|Blossom everywhere, the white van in front is an X reg British one.|
|What a big pompom for a little head!|
The first animal we saw was a jackal crossing the road ahead of us. The birdsong was loud but with not much variety (we have a great tit constantly singing in the garden, so monotonous it drives you mad!) It was quiet by the river, we beat the anglers to it. We were hoping to see hares, but not this time. Dave enjoyed a dip, the first since the snow melted, and it brought a huge smile to his face. As he rose from the water a kingfisher was just landing on a perch behind him and if I had not been videoing I might have caught it on camera. As it is I had to tell him what was happening which sent the kingfisher on it's way. You can take snaps while videoing at the same time and I managed one with a small flash of blue over Dave's head, and when we looked at the photo there was another kingfisher on a perch in the distance, only visible if you zoom in. What might have been eh?

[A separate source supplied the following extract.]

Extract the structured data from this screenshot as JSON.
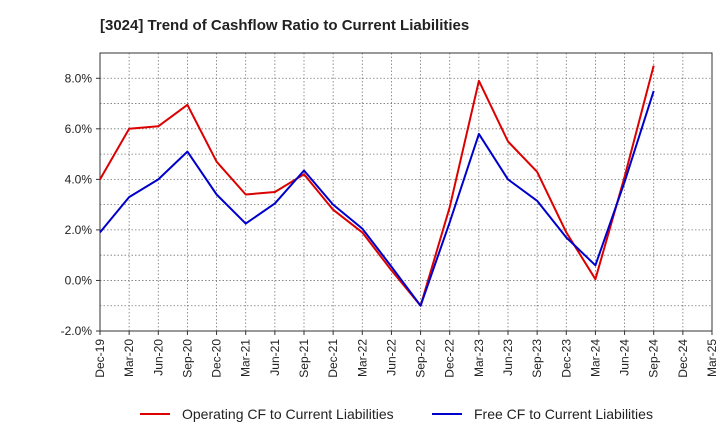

|You can just make out a tiny flash of kingfisher blue above Dave's head. The other kingfisher is on the perch in the distance...honest!|
Dave drove the car into the river and rinsed off a couple of months worth of dust while we were there while I tried (and mostly failed) to get some more photos. There was an unidentified woodpecker close by, larger than the usual spotteds, which Dave thought had a crest. But we were looking into the sun and photos impossible so maybe another day. There were flocks of noisy jays and something we rarely see, lots of blackbirds. We even heard a thrush, but couldn't see it. It is still quiet on the bird front as a lot of the migrant birds have not yet returned. While I was waiting I also saw a waterbird we haven't seen before, since identified by Mike, my bird identifier, as a green sandpiper. We also saw suslik there for the first time.
|The site of the bee-eater nests. Looking forward to seeing them back|
|Greater spotted woodpecker|
We left for the shop, and on the way home saw a flock of ten or twelve white storks circling above us. It was frustrating but we couldn't stop for a photo till they were almost out of sight. It is a memory to be treasured though, an amazing sight. We needed to call in at another village on the way home so decided to explore the river here, a new site for us. A little way along the track we were disappointed that it seemed to be the village dump, with mounds of rubbish and animal bedding everywhere, a lot of old ones covered with vegetation. We carried on regardless and were glad we did as we saw the most incredible black stork, something which is so much more majestic in the flesh than in any photo. As I made my way to a pit there was a lot of splashing as frogs and terrapins crashed into the pool. It made me jump as I hadn't expected it, though it explains why a stork and heron were resident. These seem to be where sand and gravel have been dug out, and the resulting pits are naturalised with reeds and other water plants making the water crysal clear, frogs, toads and snails as well as terrapins/turtles. None of which will be visible once the vegetation grows up again, though the noise will give the game away. How can such small animals make so much din? There were also many butterfies, white, yellow and darker, a feature we first noticed when we moved here last year. They wouldn't pose though!
|Grooming a prized Shetland pony at the side of the road|
|While Dave was in the shop, this cob was driven past, you rarely see cobs in this area, usually ponies or donkeys....|
|Like these waiting outside the feed store. They are tethered with a rope around a hoof and stake driven into the ground|
|Gypsies going through the bins to see if they can find anything useful|
|Undulating mounds of rubbish and excavation, now grown over|
|One of the pits alive with animals|
|Sand and gravel|
|And off he goes....|
We left reluctantly as we had food in the car and it was very hot, but we will return soon, before the reeds grow and cover everything up.
|Buzzard just outside the village|
Back at home, two newly hatched shumen chicks were moved out to the nursery, leaving a rather weak poland chick which had just emerged, we thought we had lost them all. It is the cutest little mite, but there is no future for him if he doesn't get up off his hocks. The shumens looked minute next to the marans, who are now over two weeks old, and much prettier than them too.
Today the marans have gone out for a play in the sun, and they have taken it completely in their (long) stride. Totally unfazed by nanny Bella and the two young shumens wanting to know what was going on. The older hens were not bothered, the ex-batts only wanted to know what food they had, and Cagney and Chubba have seen plenty of chicks before and don't care.
|Bella and Darcy finding the small things interesting|
|They look a bit like mini ostrich|
|Bonnie would rather keep out of it|
I have started my new summer routine of going out and doing some weeding first thing. I know we could still have bad weather, but I want to keep on top of the weeds from the beginning so that it doesn't become a mammoth job. The tulips are coming out now giving another splash of colour to the garden, and the plum trees are blossoming. The pear is showing leaves before blossom.
Venka came round the other day to see if we needed any tomato plants. and when Dave said I already had dozens we got a 'Bravo!' Dave says the ones she had were smaller than mine so we must be doing something right. Planning on pricking out aubergines and peppers tiday, into large modules. We have not seen any small pots over here, but are going to a garden centre tomorrow so will see if they have any.